Personne ne tolère personne, c’est de la connerie. Quand on a la chance de trouver une personne qu’on tolère plus ou moins , il faut s’y accrocher et surtout pas la laisser partir. - Donc je dois me contenter de ce que j’ai ? - Oui, parce que sinon vous deviendrait vieille et cynique et vous serez de plus en plus seule.
Si la série propose de nous offrir une leçon, cela serait sans doute de ne pas gaspiller notre énergie à regretter les choses ou vouloir qu’elles soient différentes. De ne pas vivre dans le passé mais de se concentrer sur le moment présent et de profiter au maximum de notre vie, peu importe nos erreurs ou nos regrets. Au contraire, il faudrait adopter une posture de reconnaissance face à ces « échecs » parce que tous ces instants, reliés les uns aux autres, sont essentiels à notre identité.

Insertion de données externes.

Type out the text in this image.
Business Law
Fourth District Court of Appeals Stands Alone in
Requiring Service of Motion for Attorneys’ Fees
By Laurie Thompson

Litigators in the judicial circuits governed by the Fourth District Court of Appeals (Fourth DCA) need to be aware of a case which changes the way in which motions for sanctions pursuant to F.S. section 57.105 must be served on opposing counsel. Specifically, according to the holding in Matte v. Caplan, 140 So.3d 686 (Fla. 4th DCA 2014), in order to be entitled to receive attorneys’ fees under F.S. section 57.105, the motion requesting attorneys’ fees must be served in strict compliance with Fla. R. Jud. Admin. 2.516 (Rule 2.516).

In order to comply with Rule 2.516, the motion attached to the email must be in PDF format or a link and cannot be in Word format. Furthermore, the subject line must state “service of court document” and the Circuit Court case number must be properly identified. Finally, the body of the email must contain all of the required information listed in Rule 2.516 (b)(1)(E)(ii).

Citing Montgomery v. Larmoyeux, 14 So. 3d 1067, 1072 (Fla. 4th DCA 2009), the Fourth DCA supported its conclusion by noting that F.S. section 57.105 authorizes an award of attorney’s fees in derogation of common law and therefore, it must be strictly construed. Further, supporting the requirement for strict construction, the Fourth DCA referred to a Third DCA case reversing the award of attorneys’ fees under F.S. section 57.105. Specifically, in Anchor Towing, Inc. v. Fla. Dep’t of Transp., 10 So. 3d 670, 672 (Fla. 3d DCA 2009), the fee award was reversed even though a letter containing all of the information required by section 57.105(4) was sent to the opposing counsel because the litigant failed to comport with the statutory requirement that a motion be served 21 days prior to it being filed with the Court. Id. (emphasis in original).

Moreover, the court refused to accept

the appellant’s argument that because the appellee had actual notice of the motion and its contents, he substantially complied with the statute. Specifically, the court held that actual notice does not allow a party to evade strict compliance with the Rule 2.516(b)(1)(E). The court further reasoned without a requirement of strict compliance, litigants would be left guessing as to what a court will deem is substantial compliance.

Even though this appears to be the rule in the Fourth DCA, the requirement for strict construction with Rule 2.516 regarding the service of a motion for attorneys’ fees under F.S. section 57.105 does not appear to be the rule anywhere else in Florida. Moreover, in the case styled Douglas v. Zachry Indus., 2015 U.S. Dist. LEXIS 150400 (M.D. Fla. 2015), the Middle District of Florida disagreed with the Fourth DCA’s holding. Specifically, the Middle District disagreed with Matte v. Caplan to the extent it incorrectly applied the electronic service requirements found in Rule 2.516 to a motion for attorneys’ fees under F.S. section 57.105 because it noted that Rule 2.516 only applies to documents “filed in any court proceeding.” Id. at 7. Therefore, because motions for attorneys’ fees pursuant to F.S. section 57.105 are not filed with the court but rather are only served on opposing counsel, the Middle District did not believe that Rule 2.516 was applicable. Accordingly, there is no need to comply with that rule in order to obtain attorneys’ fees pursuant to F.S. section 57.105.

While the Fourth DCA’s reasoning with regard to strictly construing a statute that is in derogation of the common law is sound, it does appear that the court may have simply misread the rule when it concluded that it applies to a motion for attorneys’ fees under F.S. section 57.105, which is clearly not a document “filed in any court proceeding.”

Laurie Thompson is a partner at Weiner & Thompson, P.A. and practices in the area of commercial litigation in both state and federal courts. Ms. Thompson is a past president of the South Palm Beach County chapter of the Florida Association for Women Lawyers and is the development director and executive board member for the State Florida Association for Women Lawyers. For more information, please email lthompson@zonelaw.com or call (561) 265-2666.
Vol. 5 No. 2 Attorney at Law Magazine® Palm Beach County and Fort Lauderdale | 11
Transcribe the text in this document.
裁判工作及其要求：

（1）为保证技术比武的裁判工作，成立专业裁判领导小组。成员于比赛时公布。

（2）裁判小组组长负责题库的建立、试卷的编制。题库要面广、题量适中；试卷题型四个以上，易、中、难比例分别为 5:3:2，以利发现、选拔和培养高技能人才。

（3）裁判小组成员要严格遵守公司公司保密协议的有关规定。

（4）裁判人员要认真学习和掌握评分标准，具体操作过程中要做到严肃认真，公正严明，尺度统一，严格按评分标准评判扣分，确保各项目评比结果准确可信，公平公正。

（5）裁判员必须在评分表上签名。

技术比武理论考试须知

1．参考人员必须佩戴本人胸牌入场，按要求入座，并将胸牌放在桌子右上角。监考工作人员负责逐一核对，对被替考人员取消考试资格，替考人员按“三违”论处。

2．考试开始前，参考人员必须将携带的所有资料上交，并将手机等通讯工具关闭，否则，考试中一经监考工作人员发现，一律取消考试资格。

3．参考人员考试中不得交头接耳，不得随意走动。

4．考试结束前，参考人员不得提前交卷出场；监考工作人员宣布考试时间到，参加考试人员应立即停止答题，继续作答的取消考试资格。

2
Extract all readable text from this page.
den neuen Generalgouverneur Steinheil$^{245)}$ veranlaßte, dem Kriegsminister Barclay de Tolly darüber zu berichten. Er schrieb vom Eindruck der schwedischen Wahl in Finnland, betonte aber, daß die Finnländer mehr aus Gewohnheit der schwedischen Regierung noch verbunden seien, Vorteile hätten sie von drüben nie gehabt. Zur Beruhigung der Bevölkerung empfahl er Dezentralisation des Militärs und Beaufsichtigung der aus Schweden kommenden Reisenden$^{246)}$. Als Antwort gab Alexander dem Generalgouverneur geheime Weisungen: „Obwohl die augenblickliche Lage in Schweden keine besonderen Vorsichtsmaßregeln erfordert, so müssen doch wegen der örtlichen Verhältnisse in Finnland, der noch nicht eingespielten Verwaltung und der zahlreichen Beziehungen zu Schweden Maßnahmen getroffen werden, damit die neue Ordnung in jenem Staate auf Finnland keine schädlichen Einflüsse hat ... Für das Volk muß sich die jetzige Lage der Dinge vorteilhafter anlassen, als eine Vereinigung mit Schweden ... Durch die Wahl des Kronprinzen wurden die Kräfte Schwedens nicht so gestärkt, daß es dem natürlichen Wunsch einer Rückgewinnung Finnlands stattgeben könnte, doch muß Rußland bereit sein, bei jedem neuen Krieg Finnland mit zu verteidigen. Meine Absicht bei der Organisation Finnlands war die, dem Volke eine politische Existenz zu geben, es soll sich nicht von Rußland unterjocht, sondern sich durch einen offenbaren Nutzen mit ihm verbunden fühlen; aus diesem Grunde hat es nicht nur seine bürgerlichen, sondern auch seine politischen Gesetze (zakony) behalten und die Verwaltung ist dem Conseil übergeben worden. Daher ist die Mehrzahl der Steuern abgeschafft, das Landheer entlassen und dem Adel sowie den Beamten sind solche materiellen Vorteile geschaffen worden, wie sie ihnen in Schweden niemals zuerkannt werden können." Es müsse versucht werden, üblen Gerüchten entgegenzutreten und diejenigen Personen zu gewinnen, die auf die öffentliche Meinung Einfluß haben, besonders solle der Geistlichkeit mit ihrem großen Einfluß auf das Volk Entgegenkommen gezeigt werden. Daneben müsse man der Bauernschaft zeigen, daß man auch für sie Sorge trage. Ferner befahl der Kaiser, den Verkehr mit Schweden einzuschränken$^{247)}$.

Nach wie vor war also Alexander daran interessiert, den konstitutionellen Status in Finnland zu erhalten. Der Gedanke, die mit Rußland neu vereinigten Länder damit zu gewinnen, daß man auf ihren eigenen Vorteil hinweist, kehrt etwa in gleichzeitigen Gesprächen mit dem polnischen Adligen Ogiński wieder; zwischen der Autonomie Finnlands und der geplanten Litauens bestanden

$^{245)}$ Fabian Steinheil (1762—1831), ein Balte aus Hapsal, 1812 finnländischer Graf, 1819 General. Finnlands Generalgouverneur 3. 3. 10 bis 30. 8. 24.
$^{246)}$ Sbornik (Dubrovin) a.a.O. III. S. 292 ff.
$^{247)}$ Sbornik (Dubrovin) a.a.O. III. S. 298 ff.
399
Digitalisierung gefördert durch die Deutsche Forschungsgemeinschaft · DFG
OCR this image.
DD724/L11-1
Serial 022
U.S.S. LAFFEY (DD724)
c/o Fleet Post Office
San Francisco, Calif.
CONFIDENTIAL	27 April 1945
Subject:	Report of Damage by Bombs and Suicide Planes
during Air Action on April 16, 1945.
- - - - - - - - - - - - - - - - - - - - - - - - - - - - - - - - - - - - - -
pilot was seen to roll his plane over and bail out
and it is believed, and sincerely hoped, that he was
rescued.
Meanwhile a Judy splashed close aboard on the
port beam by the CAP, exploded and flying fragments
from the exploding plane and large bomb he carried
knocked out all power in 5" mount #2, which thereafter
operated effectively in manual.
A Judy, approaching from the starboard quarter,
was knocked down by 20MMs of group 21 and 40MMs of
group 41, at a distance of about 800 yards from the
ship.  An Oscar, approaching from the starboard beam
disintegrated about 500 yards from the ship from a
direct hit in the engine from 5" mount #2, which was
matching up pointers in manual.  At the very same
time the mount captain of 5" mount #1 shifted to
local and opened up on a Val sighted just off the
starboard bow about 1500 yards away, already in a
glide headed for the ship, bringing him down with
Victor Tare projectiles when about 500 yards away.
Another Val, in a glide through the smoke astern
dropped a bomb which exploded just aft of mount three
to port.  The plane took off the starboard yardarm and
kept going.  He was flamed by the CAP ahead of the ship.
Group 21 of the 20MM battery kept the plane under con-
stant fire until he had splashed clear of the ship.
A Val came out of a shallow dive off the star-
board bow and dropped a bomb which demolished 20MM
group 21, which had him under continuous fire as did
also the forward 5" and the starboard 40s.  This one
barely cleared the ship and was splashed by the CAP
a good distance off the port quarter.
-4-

Alors c’est peut-être facile à dire comme ça, de simplement le poser sur le papier à l'intérieur d’une narration cloisonnée. Or le parcours de Bojack n’a rien de superficiel et ne tend pas vers une morale sirupeuse, mais plutôt vers l’idée d’une solution à prendre ou à laisser. Il suffit de lutter rien qu’un peu, aller de l’avant comme on peut avec ce qu’on a. Le point réside dans la capacité à s’engager vers notre avenir et ce malgré la douleur. Accepter que ce qui nous arrive a un but. Célébrer le fait d’exister plutôt que se lamenter afin de profiter des belles soirées partagées.
Chaque jour ça devient plus facile. Mais tu dois le faire tous les jours. C’est la partie la plus difficile.